Yüzeylerde Cebrail’in bulunduğu pandantifte ve Meryem’in resmedildiği alanda da Luka İncili’nin Müjde’yi aktaran ifadeleri yazılıdır. Mimarinin gereği olarak birbirinden ayrı tutulan bu iki sahne, ortada bir İsa madalyonu ile birleştirilmiş, birbirine “düğümlenmiştir”. Tüm bu kompozisyonda, mimarinin pandantif yüzeyleri sağlayarak sunduğu olanak, aslında bir optik oyunla zenginleştirilmiştir. Yapının boyutları itibariyle pandantifler fazla geniş değildir. Bunu aşmak için, sahnenin belirginliğini arttırmak üzere kemerin kenar çizgisi gerçek kenarı izlemek yerine bir miktar doğuya kaydırılarak çizilmiş, böylece doğu kemerinin bir bölümü bu sahne

için kazanılmıştır. Pandantif yüzeyleri olduğundan daha büyük gösterilmiştir. Lagoudera’daki düzenleme bu anlamda mimarlık elemanlarıyla sahnelerin etkileyiciliği arasındaki doğrudan ilişkiyi göstermesi bakımından çok açıklayıcı bir örnektir. Her iki figürün duruşu Kurbinovo Aziz Georgios Kilisesi’nde olduğu gibi kemerle sınırlanmış bir alana göre tasarlanmıştır. Hem Cebrail’in hafifçe öne doğru uzanır vaziyeti, Meryem’in de oturuşu ana kubbe kemeri eğrisiyle ilgilidir. Buna ek olarak Cebrail’in kanadı, kubbenin oturduğu çemberin zemine paralel konumuna eşlik etmektedir. Kemer eğrilerine bağlı olarak ortaya çıkan boşluklar da mimari görünümlerle bir miktar doldurulmuştur.

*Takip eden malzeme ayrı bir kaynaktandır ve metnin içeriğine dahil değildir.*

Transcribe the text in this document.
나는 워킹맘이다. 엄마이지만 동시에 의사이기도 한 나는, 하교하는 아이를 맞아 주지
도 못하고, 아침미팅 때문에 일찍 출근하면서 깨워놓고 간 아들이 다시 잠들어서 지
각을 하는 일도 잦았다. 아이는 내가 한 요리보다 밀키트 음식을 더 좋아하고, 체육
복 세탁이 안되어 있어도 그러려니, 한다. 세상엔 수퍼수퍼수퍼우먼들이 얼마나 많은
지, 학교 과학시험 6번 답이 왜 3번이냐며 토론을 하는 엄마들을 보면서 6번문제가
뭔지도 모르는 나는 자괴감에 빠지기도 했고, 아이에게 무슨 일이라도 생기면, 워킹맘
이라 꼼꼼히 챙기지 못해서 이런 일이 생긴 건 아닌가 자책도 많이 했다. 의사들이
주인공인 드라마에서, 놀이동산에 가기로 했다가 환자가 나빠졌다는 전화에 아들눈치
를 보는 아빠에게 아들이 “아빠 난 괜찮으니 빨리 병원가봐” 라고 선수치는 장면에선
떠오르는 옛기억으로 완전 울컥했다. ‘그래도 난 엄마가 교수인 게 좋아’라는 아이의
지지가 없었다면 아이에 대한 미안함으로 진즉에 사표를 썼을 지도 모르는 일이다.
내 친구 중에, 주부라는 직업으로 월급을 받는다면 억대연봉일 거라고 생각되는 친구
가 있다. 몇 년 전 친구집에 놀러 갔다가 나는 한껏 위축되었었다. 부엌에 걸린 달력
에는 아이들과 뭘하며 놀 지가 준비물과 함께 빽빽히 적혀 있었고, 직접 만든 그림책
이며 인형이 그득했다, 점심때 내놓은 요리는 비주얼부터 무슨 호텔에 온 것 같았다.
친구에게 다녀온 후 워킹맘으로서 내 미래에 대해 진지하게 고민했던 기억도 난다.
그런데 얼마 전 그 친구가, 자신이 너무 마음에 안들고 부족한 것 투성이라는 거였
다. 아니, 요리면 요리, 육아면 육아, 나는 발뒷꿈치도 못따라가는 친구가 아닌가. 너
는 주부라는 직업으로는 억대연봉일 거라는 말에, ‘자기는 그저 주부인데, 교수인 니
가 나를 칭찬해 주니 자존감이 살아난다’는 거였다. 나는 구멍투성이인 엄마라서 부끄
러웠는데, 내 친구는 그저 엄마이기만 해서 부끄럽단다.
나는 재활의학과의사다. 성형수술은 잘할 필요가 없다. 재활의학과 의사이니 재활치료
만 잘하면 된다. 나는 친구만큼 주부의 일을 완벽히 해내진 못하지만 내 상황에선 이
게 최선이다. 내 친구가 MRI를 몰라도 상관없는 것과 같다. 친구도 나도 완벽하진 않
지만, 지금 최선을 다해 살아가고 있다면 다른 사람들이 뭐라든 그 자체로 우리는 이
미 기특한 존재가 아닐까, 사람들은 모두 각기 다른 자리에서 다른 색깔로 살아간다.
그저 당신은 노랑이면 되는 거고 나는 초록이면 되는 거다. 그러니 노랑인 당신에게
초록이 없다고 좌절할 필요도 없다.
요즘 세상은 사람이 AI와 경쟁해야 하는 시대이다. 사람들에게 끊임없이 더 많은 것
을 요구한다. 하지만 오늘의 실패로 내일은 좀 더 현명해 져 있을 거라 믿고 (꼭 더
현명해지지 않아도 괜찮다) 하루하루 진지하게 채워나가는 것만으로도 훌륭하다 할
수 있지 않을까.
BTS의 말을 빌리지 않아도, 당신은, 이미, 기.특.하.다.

Yalnız bu örnekteki sorun, pandantifin kubbeli bir strüktürde her zaman dört tane olması, oysa Meryem’e Müjde sahnesinin kural olarak en fazla iki yüzey parçası gerektirmesindedir. Baska bir ifadeyle, bu seçimde, strüktür ile resim iliskisi ilke olarak (dört pandantif - dört İncil yazarı örneğinde olduğu gibi) mutlak bir uyuşum içinde değildir. Meryem’e Müjde sahnesinin pandantifin yanı sıra tromp yüzeylerinde de uygulanması beklenir. Tromp, İstanbul ve etki çevresindeki kubbeli yapılarda, pandantife nazaran daha az kullanılmıştır. İçbükeyliği güçlü bir yapı parçası olan tromp yüzeylerinde aynı eleman üzerinde hem Meryem’in, hem de Cebrail’in gösterilmesi uygun bir seçimdir. İki figür böyle bir yüzeyde birbirine yakın olmakla beraber, yanı zamanda Hosios Lukas örneğinde olduğu gibi karşı karşıya da yerleştirilebilecektir.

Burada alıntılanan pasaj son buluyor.